Hard Light Productions Forums

Modding, Mission Design, and Coding => FS2 Open Coding - The Source Code Project (SCP) => Topic started by: Topgun on July 25, 2007, 01:07:09 pm

Title: palette plus 8bit alpha in dds
Post by: Topgun on July 25, 2007, 01:07:09 pm
I am making an animated beam. grayscale color and needs alpha (there are black parts in the bitmap that cannot be transparent) I was wondering if there are platted dds with 8bit alpha. if not I will just use u8888.
Title: Re: palette plus 8bit alpha in dds
Post by: taylor on July 25, 2007, 01:33:38 pm
There is luminance alpha, a 16-bit format that is 8-bit grayscale plus 8-bit alpha.  It's not supported in the current code though (but I have added support for it in my Xt builds for eventual commit to CVS).

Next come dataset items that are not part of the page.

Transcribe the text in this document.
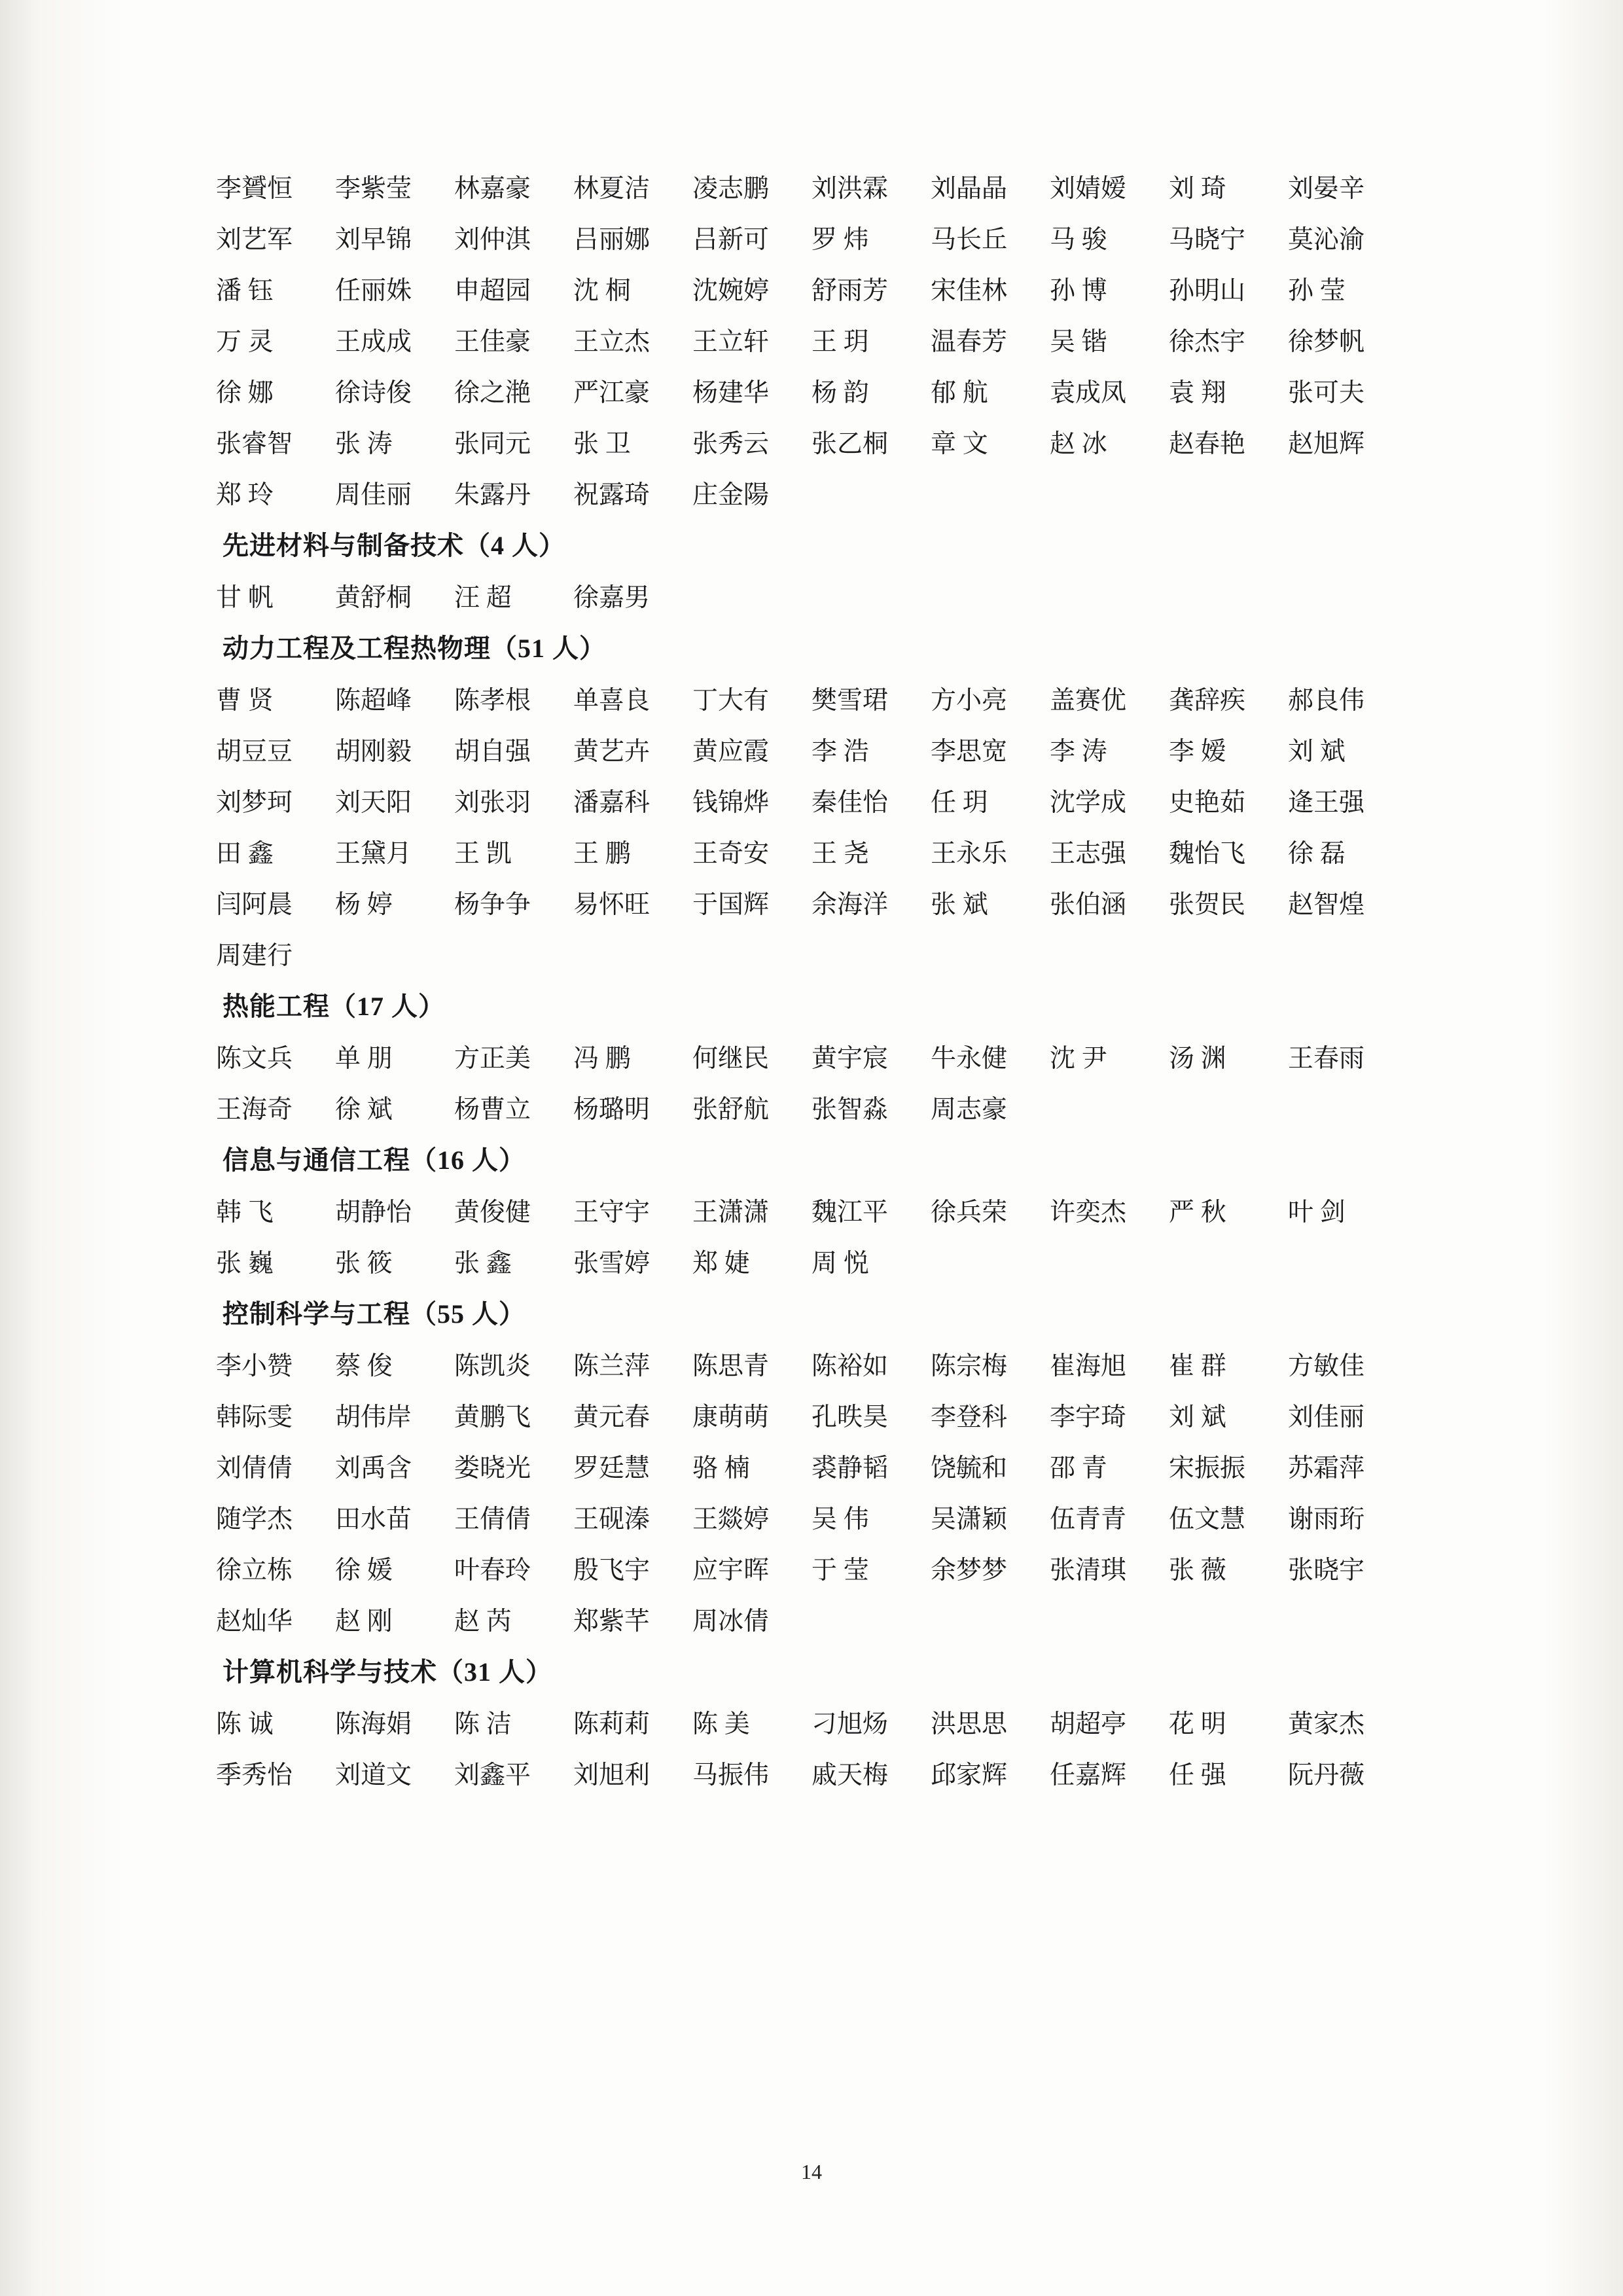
李贇恒	李紫莹	林嘉豪	林夏洁	凌志鹏	刘洪霖	刘晶晶	刘婧嫒	刘 琦	刘晏辛
刘艺军	刘早锦	刘仲淇	吕丽娜	吕新可	罗 炜	马长丘	马 骏	马晓宁	莫沁渝
潘 钰	任丽姝	申超园	沈 桐	沈婉婷	舒雨芳	宋佳林	孙 博	孙明山	孙 莹
万 灵	王成成	王佳豪	王立杰	王立轩	王 玥	温春芳	吴 锴	徐杰宇	徐梦帆
徐 娜	徐诗俊	徐之滟	严江豪	杨建华	杨 韵	郁 航	袁成凤	袁 翔	张可夫
张睿智	张 涛	张同元	张 卫	张秀云	张乙桐	章 文	赵 冰	赵春艳	赵旭辉
郑 玲	周佳丽	朱露丹	祝露琦	庄金陽
先进材料与制备技术（4 人）
甘 帆	黄舒桐	汪 超	徐嘉男
动力工程及工程热物理（51 人）
曹 贤	陈超峰	陈孝根	单喜良	丁大有	樊雪珺	方小亮	盖赛优	龚辞疾	郝良伟
胡豆豆	胡刚毅	胡自强	黄艺卉	黄应霞	李 浩	李思宽	李 涛	李 嫒	刘 斌
刘梦珂	刘天阳	刘张羽	潘嘉科	钱锦烨	秦佳怡	任 玥	沈学成	史艳茹	逄王强
田 鑫	王黛月	王 凯	王 鹏	王奇安	王 尧	王永乐	王志强	魏怡飞	徐 磊
闫阿晨	杨 婷	杨争争	易怀旺	于国辉	余海洋	张 斌	张伯涵	张贺民	赵智煌
周建行
热能工程（17 人）
陈文兵	单 朋	方正美	冯 鹏	何继民	黄宇宸	牛永健	沈 尹	汤 渊	王春雨
王海奇	徐 斌	杨曹立	杨璐明	张舒航	张智淼	周志豪
信息与通信工程（16 人）
韩 飞	胡静怡	黄俊健	王守宇	王潇潇	魏江平	徐兵荣	许奕杰	严 秋	叶 剑
张 巍	张 筱	张 鑫	张雪婷	郑 婕	周 悦
控制科学与工程（55 人）
李小赞	蔡 俊	陈凯炎	陈兰萍	陈思青	陈裕如	陈宗梅	崔海旭	崔 群	方敏佳
韩际雯	胡伟岸	黄鹏飞	黄元春	康萌萌	孔昳昊	李登科	李宇琦	刘 斌	刘佳丽
刘倩倩	刘禹含	娄晓光	罗廷慧	骆 楠	裘静韬	饶毓和	邵 青	宋振振	苏霜萍
随学杰	田水苗	王倩倩	王砚溱	王燚婷	吴 伟	吴潇颖	伍青青	伍文慧	谢雨珩
徐立栋	徐 媛	叶春玲	殷飞宇	应宇晖	于 莹	余梦梦	张清琪	张 薇	张晓宇
赵灿华	赵 刚	赵 芮	郑紫芊	周冰倩
计算机科学与技术（31 人）
陈 诚	陈海娟	陈 洁	陈莉莉	陈 美	刁旭炀	洪思思	胡超亭	花 明	黄家杰
季秀怡	刘道文	刘鑫平	刘旭利	马振伟	戚天梅	邱家辉	任嘉辉	任 强	阮丹薇
14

You are going to run into a bigger problem however, it's not going to blend properly.  Using a real alpha channel in beam effects is going to look bad at the point of impact.  Some day that might be fixed, but it's not likely to be any time soon.
Title: Re: palette plus 8bit alpha in dds
Post by: Topgun on July 25, 2007, 01:44:00 pm
darn, what do you think I should do?
Title: Re: palette plus 8bit alpha in dds
Post by: Hades on July 25, 2007, 01:53:09 pm
Is this this the beam you will Defeat Goober with? :nervous: Just don't use alpha.
Title: Re: palette plus 8bit alpha in dds
Post by: Topgun on July 25, 2007, 02:02:04 pm
shh, that's a secret :nervous:.

and how does the beam look bad when it has alpha? can you give me an example? IE if it just looks "weird" then it might be a desired effect.
Title: Re: palette plus 8bit alpha in dds
Post by: taylor on July 25, 2007, 03:17:01 pm
and how does the beam look bad when it has alpha? can you give me an example? IE if it just looks "weird" then it might be a desired effect.
There is a screenshot somewhere, but I don't remember the thread that was in.  But if you want to see what it looks like, then just try it yourself.
Title: Re: palette plus 8bit alpha in dds
Post by: Herra Tohtori on July 25, 2007, 03:53:25 pm
(http://img128.imageshack.us/img128/893/bfred1jw1.jpg)

That's what alpha blended beams will look like. The brightness is not what it should be and the beam is actually less luminous than the explosion behind it which makes the beam kinda "shadow" it's background, which looks bad.

Use additive blending to avoid it. That is, make black the background colour of the texture and leave the edges black.